Healing Chicken Stock

Posted on Jan 9, 2012 in Uncategorized | 0 comments

Chicken soup has been used throughout the world for its curative properties, and researchers are just beginning to understand the scientific mechanisms by which the food heals.
In the 12th century, famous physician Moses Maimondes, prescribed chicken soup as a healing food for flu and asthma and used the broth to treat everything from hemorrhoids and constipation to leprosy, but mostly for respiratory illnesses.
Today’s research agrees that the soup helps break up congestion and eases the flow of nasal secretions. In addition, many researchers say it also inhibits the white blood cells that trigger the inflammatory response (causing sore throats and the production of phlegm.)
Chicken stock is rich in vital minerals, glucosamine, chondroitin and gelatin. The cider vinegar used in this recipe releases even more minerals from inside the bones.

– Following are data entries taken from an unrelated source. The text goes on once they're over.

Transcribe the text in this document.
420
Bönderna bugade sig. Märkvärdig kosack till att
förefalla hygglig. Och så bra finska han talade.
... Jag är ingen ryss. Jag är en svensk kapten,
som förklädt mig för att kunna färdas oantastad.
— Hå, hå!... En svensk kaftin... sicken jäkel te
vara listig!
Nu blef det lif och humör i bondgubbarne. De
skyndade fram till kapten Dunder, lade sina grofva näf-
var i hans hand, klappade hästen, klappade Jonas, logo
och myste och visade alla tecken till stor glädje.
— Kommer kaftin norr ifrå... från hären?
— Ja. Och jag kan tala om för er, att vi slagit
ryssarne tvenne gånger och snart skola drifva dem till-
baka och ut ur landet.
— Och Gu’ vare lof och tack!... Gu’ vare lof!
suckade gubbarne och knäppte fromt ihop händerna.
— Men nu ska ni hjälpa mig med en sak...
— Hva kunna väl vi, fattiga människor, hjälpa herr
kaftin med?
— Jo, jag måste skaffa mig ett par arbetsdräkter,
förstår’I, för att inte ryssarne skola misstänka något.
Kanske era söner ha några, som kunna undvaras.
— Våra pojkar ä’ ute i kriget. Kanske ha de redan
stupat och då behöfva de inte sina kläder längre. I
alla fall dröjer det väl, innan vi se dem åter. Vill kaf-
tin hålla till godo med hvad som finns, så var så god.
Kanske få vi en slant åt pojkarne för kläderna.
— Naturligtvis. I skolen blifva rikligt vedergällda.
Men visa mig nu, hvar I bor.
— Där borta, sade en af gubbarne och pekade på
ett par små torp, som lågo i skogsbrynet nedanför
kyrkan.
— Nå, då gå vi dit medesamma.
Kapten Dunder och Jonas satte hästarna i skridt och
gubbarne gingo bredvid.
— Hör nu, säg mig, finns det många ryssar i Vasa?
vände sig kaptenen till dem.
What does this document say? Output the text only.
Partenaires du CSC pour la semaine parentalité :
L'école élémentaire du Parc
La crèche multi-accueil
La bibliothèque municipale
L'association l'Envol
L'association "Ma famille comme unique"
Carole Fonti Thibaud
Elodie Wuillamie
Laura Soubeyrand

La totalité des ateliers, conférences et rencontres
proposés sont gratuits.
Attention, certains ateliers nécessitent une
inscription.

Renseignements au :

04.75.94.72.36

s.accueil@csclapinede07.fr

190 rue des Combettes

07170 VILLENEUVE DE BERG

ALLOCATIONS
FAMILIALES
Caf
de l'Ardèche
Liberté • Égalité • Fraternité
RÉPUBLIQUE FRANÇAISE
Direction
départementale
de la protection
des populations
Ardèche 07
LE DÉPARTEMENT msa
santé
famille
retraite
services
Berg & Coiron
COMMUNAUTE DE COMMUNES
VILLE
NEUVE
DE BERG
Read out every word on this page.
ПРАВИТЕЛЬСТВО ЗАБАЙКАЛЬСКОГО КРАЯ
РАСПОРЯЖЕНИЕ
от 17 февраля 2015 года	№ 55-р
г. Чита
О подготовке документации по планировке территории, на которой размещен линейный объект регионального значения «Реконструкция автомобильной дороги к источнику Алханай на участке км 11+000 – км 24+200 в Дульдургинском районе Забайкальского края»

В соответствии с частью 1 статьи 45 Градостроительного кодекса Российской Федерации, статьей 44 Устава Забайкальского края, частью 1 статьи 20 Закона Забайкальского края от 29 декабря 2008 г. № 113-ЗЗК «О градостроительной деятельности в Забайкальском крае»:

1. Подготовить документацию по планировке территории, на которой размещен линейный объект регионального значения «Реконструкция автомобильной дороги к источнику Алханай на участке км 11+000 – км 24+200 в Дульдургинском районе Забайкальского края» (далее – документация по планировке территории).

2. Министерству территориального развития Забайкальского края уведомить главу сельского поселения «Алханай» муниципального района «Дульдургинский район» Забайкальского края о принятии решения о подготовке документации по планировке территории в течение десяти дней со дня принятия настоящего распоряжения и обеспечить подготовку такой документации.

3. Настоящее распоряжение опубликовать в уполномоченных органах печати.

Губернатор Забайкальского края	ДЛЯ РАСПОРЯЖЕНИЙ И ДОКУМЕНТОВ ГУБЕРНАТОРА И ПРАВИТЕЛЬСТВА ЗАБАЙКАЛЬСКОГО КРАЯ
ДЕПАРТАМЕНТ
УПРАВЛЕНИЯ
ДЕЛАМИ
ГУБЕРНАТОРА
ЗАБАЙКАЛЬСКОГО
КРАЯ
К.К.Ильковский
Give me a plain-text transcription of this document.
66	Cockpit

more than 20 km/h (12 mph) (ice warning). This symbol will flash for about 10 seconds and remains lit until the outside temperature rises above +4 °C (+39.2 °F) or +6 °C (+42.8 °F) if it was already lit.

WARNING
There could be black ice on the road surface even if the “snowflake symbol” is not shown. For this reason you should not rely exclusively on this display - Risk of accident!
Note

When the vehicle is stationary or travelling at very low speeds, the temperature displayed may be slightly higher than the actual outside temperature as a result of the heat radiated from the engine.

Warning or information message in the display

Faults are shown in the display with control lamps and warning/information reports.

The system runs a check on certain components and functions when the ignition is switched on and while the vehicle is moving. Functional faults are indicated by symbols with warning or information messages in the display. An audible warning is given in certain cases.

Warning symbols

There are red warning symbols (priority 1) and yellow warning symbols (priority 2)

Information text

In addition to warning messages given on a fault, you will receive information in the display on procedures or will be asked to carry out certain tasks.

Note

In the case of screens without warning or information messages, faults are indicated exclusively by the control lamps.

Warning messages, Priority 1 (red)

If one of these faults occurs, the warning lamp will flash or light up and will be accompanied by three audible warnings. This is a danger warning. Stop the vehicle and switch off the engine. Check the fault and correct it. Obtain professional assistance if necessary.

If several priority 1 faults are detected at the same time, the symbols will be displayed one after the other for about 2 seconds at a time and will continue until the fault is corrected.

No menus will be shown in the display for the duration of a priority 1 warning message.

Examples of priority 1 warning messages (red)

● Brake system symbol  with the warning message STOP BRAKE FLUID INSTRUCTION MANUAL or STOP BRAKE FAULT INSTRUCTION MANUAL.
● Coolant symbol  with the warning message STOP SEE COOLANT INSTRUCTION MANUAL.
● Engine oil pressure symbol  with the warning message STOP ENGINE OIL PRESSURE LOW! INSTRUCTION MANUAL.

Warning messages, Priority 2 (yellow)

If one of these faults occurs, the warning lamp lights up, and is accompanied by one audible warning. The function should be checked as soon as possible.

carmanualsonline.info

Chicken soup heals the nerves, improves digestion, reduces allergies, relaxes and gives strength.  (Hanna Kroeeger, Ageless Remedies from Mothers Kitchen) This is because chicken soup has a natural ingredient which feeds, repairs and calms the mucous lining in the small intestine. This inner lining is the beginning or ending of the nervous system.
Other research indicates that chicken soup, particularly the collagen found therein, may help to lower blood pressure. ( Biosci Biotechnol Biochem, 2009 Feb 7 ) The parts of the chicken that are often considered waste seem to be the most rich sources of collagen. Using the the carcass, legs and chicken feet in particular will lend the most collagen to your broth.
Here is my favorite chicken stock recipe (Nourishing Traditions, Sally Fallen):
1. Add chicken bones (including necks, backs, gizzards, feet and head if you like) to a big pot.
2. Add a large onion, a few carrots, and a few sticks of celery.
3. Add a couple TBS of apple cider vinegar to release more minerals from the bones and veggies.
4. Add filtered water to the pot to cover ingredients and bring to a boil.
5. Once you’ve brought the water to a boil, turn down the heat and continue to simmer for up to 24 hours.
6. Throughout the cooking process, skim off any foam and add water as needed.
7. When the stock is finished simmering, turn off the heat and add a bunch of fresh parsley to the pot while the pot cools.
8. Filter through a fine mesh sieve and bottle the stock in mason jars. The stock should set just like gelatin, and the fat should rise to the top.
9. Pick off the fat and reserve it for cooking. Use the gelled stock as a soup base and add your favorite veggies and protein.  Note that it’s wise to serve this stock very hot as it may gel again once it cools.